At the end of their visit to Belgrade for the first consideration of a new arrangement, they also indicated that structural reforms should be accelerated, Beta agency reported.

The full implementation of the program of structural reforms will have additional positive effects on the growth potential, reads the statement of IMF Mission chief James Roaf.

It was pointed out that total inflation in Serbia increased to 2.6 percent in August and that it was expected to stay around the middle of the three-percent target band during 2018 and 2019.

Good macroeconomic results are still being accomplished. In 2018, growth accelerated thanks to private spending and dynamic foreign direct investments and exports.

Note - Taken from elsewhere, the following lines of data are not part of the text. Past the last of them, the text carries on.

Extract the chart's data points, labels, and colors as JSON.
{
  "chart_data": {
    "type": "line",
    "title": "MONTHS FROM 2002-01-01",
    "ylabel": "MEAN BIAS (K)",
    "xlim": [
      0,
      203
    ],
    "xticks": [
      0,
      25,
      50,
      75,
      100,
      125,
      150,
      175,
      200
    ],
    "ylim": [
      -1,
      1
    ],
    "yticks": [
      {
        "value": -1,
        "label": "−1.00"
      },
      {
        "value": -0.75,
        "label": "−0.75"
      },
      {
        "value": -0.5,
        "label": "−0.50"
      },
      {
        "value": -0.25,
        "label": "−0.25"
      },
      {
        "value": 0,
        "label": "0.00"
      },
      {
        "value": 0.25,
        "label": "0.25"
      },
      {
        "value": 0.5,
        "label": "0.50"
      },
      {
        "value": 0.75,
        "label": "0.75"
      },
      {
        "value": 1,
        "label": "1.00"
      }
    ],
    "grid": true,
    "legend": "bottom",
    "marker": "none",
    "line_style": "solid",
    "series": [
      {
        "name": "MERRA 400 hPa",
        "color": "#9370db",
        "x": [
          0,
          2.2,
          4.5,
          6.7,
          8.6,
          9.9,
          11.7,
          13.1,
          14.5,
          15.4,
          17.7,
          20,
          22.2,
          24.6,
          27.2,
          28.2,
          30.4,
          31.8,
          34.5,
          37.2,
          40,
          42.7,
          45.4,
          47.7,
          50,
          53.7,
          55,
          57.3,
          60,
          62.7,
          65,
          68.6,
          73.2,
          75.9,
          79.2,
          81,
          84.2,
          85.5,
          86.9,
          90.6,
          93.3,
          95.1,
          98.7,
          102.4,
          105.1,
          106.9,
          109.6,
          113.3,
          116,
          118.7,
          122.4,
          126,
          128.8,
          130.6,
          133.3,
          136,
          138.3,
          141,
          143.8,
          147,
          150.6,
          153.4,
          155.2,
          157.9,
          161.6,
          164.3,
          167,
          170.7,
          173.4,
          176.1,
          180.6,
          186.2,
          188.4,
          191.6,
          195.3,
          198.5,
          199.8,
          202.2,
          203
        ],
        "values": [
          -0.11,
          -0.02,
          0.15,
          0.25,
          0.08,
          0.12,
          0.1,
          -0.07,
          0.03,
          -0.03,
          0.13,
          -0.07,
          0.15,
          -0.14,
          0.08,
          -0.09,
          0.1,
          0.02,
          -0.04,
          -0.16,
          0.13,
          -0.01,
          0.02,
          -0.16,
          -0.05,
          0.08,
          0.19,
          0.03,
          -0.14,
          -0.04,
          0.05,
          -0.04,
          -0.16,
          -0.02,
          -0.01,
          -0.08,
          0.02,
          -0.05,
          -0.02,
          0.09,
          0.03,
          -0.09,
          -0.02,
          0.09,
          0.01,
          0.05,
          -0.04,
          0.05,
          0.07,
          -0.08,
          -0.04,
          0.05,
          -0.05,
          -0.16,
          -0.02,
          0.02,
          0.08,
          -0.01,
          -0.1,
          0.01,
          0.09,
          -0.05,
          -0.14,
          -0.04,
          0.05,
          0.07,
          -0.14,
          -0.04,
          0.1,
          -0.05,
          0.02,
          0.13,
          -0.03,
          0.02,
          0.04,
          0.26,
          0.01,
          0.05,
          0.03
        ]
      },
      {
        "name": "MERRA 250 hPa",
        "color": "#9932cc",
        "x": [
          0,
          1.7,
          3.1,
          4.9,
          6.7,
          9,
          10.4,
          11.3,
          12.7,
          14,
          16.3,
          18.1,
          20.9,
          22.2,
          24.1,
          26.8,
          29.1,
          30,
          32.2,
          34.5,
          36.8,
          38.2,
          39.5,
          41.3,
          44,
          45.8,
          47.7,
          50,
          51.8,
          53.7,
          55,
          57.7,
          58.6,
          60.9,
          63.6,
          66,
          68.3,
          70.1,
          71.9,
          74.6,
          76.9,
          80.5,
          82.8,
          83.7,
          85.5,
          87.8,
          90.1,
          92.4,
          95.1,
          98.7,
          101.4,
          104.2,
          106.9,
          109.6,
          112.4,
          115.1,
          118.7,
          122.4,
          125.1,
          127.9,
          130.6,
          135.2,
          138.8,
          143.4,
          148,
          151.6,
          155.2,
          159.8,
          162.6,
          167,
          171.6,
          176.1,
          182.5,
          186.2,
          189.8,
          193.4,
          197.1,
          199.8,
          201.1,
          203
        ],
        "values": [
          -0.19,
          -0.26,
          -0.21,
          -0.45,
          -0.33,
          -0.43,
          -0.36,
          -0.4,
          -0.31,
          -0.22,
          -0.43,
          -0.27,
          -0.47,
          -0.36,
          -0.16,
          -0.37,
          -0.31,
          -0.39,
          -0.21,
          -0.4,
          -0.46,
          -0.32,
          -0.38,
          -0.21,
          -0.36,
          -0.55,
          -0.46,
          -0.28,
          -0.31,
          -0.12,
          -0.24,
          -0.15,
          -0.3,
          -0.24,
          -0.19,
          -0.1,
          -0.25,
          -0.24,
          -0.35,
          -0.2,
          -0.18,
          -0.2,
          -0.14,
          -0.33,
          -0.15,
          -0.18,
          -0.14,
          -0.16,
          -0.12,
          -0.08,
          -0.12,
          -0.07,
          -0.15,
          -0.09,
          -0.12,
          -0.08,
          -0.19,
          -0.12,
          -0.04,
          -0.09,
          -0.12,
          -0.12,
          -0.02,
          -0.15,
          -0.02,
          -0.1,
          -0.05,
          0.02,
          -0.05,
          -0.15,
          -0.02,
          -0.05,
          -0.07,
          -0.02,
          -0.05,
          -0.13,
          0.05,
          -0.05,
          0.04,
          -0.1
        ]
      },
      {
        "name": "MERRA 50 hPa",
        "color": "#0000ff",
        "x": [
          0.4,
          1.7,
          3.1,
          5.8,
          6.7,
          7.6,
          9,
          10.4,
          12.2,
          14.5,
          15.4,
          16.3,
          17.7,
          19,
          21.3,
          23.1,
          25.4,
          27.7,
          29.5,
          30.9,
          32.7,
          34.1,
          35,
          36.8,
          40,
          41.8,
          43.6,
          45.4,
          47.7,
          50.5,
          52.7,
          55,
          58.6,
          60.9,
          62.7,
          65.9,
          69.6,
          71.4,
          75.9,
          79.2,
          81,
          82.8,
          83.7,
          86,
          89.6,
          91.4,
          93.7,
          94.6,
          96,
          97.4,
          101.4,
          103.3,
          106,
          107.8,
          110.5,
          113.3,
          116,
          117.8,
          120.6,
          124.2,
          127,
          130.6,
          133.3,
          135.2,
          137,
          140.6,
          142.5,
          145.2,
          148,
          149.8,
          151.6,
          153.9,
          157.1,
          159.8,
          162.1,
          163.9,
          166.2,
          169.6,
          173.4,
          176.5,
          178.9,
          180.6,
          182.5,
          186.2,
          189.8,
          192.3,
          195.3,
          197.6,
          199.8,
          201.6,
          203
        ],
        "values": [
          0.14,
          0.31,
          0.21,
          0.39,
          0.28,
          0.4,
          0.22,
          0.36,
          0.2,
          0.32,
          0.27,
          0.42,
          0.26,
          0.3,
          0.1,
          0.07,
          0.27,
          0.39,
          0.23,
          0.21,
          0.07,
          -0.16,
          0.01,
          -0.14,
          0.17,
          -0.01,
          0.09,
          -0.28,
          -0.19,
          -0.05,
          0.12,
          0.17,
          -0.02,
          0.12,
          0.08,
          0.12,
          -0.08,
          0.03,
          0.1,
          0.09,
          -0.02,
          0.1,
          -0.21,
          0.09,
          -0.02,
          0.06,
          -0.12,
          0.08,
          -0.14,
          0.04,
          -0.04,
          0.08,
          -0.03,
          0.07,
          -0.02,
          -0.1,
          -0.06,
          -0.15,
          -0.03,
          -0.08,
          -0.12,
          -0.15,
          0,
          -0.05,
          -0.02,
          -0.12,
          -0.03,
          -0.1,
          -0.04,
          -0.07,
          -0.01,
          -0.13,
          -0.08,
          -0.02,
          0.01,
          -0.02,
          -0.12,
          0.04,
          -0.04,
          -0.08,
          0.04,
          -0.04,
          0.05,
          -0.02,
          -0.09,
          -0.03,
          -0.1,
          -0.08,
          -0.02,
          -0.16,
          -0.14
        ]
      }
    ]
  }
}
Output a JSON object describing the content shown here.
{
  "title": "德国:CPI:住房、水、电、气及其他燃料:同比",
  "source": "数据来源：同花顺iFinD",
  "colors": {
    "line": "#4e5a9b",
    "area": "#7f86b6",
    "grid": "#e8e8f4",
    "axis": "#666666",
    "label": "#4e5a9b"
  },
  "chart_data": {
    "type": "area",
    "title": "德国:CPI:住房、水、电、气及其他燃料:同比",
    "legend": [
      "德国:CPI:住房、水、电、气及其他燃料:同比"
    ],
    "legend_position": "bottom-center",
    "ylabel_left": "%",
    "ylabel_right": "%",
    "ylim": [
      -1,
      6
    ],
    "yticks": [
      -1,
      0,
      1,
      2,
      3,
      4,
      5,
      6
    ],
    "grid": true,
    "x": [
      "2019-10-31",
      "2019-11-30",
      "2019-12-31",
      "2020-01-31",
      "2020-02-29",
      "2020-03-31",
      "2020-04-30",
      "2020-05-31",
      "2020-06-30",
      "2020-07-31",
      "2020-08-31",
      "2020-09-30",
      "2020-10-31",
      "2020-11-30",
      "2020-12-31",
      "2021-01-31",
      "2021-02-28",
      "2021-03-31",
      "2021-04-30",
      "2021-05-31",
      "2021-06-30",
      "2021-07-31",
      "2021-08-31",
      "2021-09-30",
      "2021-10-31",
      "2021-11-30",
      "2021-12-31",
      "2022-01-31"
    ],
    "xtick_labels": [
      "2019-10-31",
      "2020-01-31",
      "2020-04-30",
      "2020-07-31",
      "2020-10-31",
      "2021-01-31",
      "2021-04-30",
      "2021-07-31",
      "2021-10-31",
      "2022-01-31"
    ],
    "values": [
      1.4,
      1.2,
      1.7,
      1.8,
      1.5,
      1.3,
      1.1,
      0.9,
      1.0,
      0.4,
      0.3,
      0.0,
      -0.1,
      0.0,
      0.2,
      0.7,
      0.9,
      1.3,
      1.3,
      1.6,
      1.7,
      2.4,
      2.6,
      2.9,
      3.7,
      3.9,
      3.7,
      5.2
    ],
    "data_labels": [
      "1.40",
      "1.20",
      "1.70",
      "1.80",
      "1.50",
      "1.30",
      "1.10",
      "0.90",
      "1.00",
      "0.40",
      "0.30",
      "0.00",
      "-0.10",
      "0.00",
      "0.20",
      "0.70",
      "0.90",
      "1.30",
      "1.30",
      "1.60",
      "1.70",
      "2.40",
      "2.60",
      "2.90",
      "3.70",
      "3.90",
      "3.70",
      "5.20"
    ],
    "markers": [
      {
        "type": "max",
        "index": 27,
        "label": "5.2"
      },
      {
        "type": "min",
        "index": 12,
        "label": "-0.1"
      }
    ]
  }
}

Conditions on the labor market continued to improve, with significant growth of employment in the formal sector, a drop in unemployment and stable growth of salaries in the private sector, Roaf said.

He added that, according to estimates, the general level of the state would register a surplus in the amount of 0.6 percent of GDP, with the higher than expected execution of capital spending.

The public debt should fall under 55 percent of GDP by the end of the year, while yields on state securities have stabilized at levels close to historic minimums. Considering the positive fiscal results, the government abolished the temporary reduction of pensions, dating back to the crisis period, which will come into effect in November 2018, while making sure that the overall share of pensions in GDP does not increase, Roaf said.